I recommend checking out Kelley Armstrong. Her "Women of the Otherworld" series features several different self-aware female narrators, all of whom are enjoyable to get to know. I recommend starting with Dime Store Magic.
posted by epj at 1:51 PM on May 31, 2011

Kim Harrison's Hollows series, also called the Rachel Morgan series.
posted by Nixy at 2:46 PM on May 31, 2011

I recently read "Wild Ride" by Jennifer Crusie and Bob Mayer. It's a fun supernatural romance that takes place in an old amusement park.
posted by Squeak Attack at 6:48 PM on May 31, 2011

Patricia Briggs, particularly the "Mercy Thompson" books. First one is Moon Called.
posted by anotherkate at 12:57 AM on June 1, 2011

Oh, speaking of Jennifer Crusie, her newest book is a (lighter, but still plenty creepy) take on The Turn of the Screw. It's called Maybe This Time, and manages to do romance and a ghost story very neatly.
posted by PussKillian at 2:52 PM on June 1, 2011

Tanya Huff's The Enchantment Emporium. Longer review. Shorter review. Amazon.

Ellen Kushner's The Privilege of the Sword. Amazon. Green Man Review. Strange Horizons review.

2nding Sunshine. There are some sample chapters on McKinley's website.

I find this a bit hard to answer, or at least to know where to stop, because one person's engaging narrative voice is another person's affected yammering on. There are lots of chatty narrators in cosy mysteries, such as Maggie Bruce's The Gourdmother.
posted by paduasoy at 3:35 PM on June 1, 2011

Response by poster: Thanks for the answers, everyone.

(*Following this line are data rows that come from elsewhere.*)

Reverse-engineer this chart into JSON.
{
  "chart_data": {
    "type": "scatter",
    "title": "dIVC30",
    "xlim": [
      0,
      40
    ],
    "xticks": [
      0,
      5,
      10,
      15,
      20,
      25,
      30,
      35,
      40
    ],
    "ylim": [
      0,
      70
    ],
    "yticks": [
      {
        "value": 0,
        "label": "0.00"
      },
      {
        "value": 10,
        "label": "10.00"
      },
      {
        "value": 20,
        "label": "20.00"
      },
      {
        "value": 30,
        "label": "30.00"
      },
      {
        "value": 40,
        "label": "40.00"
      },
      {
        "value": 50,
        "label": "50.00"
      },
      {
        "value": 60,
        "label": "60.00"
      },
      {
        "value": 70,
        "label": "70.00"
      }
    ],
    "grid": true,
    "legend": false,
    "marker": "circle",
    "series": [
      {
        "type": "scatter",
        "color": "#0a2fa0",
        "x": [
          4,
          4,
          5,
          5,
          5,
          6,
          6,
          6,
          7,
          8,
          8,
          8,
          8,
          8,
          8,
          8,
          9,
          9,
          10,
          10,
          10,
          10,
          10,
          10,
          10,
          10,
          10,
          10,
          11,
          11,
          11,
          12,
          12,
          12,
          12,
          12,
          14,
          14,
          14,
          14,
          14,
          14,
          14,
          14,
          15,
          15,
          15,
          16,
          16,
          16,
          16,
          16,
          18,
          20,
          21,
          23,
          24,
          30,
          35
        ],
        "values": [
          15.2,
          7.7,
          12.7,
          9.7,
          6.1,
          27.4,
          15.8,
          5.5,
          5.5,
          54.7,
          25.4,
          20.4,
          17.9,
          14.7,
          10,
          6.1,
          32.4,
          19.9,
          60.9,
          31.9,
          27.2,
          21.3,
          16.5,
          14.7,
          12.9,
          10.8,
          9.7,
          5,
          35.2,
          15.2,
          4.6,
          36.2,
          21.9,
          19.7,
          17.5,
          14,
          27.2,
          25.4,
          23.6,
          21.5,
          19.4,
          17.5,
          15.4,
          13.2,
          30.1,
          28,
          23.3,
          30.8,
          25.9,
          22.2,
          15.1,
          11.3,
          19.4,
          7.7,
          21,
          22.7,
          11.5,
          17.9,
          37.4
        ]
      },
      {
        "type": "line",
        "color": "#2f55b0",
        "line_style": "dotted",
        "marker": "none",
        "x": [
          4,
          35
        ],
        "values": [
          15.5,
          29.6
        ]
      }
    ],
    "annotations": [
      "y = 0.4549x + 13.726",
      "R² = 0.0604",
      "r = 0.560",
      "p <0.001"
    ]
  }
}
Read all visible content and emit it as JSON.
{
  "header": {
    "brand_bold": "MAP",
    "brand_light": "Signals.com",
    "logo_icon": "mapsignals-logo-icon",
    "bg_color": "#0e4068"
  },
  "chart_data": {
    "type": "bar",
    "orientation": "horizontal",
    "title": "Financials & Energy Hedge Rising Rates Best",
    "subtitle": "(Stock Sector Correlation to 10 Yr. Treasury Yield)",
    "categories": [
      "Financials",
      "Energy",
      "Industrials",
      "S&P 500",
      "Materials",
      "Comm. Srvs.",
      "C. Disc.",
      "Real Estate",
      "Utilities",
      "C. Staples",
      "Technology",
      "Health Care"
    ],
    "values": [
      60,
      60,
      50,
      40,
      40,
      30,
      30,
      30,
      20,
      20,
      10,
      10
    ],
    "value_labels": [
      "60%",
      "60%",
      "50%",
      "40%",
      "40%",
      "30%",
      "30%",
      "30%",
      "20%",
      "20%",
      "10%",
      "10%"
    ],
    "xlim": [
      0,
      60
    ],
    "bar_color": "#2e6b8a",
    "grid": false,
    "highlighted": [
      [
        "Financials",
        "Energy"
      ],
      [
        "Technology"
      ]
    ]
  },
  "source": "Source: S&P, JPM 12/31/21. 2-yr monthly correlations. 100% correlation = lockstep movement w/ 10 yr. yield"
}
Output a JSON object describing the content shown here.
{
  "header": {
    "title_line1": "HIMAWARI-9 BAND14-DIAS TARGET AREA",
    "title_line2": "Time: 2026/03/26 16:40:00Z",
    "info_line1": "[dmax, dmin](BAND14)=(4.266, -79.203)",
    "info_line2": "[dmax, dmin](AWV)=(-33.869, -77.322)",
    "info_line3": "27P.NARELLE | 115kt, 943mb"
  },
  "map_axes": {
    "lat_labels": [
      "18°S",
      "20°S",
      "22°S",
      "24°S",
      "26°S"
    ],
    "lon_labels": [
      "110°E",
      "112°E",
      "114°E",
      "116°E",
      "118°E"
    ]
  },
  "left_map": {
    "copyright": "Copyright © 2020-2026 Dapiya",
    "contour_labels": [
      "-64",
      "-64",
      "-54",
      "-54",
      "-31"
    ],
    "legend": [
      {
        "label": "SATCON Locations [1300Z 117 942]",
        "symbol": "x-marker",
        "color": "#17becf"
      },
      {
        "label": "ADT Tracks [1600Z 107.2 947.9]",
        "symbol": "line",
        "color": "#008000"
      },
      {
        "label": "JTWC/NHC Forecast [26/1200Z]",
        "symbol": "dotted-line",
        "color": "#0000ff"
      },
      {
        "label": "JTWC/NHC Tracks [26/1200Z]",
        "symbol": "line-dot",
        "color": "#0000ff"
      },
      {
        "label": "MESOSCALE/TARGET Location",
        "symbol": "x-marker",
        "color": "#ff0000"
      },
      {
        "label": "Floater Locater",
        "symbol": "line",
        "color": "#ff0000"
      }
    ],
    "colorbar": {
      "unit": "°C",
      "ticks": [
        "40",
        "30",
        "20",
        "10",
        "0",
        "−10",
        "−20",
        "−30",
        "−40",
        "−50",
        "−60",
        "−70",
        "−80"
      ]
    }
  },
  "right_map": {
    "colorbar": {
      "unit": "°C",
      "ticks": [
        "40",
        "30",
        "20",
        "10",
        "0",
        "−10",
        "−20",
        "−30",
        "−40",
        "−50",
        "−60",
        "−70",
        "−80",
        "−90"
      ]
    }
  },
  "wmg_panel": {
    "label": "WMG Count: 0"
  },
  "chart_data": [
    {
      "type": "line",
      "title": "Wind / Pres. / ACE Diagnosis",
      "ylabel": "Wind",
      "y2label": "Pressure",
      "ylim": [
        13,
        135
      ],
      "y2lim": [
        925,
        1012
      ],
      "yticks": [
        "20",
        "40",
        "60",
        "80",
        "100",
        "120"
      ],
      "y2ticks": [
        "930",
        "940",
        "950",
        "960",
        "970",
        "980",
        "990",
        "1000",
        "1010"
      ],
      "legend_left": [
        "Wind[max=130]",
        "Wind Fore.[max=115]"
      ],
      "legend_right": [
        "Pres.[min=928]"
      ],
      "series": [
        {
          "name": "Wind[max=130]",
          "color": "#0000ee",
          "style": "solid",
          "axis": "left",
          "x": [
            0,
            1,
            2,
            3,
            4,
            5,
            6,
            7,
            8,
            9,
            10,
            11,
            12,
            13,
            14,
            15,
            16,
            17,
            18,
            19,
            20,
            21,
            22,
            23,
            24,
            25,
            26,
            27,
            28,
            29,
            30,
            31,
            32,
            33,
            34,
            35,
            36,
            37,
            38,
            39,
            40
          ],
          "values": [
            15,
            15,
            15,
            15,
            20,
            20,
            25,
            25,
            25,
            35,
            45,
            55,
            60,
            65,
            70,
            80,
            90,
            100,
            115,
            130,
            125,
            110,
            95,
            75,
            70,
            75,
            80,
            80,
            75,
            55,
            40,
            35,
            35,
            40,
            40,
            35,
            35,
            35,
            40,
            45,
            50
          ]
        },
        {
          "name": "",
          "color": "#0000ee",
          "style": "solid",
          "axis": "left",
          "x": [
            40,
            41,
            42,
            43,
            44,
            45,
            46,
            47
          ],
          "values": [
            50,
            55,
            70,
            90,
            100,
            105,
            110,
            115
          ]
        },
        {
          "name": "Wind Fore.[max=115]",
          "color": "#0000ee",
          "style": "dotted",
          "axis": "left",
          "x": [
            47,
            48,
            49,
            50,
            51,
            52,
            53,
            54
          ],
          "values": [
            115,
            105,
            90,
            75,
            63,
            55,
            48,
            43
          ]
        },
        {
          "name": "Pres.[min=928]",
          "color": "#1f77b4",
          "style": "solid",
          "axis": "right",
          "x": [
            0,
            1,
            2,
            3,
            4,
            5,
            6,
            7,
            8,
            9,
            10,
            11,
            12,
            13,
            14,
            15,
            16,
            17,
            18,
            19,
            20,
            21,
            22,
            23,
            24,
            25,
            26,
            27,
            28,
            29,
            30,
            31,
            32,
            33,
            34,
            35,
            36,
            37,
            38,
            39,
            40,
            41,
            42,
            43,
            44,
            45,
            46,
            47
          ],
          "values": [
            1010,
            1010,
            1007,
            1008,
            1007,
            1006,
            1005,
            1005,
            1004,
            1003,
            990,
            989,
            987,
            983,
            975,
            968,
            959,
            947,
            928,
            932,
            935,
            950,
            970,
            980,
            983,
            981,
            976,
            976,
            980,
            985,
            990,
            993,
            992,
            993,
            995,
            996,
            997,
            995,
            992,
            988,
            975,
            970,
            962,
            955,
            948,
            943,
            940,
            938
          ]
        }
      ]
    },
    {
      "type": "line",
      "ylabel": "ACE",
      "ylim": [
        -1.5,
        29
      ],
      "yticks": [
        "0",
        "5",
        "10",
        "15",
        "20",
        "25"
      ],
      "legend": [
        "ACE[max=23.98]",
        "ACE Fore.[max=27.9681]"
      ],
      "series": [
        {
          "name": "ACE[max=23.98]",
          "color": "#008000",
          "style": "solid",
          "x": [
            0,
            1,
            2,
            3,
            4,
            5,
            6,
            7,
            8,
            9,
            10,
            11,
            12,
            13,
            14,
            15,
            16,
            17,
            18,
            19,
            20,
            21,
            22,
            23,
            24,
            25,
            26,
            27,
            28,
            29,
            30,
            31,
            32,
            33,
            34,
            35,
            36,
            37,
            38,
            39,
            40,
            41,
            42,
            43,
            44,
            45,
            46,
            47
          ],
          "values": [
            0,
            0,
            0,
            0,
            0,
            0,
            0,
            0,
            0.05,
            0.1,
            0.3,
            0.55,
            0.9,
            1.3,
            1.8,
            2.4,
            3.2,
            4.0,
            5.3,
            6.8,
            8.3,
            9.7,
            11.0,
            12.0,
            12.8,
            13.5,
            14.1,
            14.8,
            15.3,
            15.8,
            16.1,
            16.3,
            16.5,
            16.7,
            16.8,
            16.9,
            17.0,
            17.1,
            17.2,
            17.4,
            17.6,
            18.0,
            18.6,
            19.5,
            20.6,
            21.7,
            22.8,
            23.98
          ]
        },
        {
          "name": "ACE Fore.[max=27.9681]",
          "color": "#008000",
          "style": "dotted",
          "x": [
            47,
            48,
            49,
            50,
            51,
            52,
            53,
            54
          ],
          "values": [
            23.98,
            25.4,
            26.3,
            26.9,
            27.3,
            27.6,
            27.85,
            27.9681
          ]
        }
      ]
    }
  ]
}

For anyone reading and hoping for more recommendations: check out Alan Warner's Morvern Callar. It's about a working-class woman in her 20s. It's strange and sad, but in a good way. You never really leave Morvern's head for the entire time she tells the story.

Patrick McCabe's The Butcher Boy has borderline claustrophobic narration from a character who is anything but self-aware. It's great.

Funny thing about Booky Wook 2, I read and greatly enjoyed the first Booky Wook. I might look into it, despite my not really wanting to read about Katy Perry.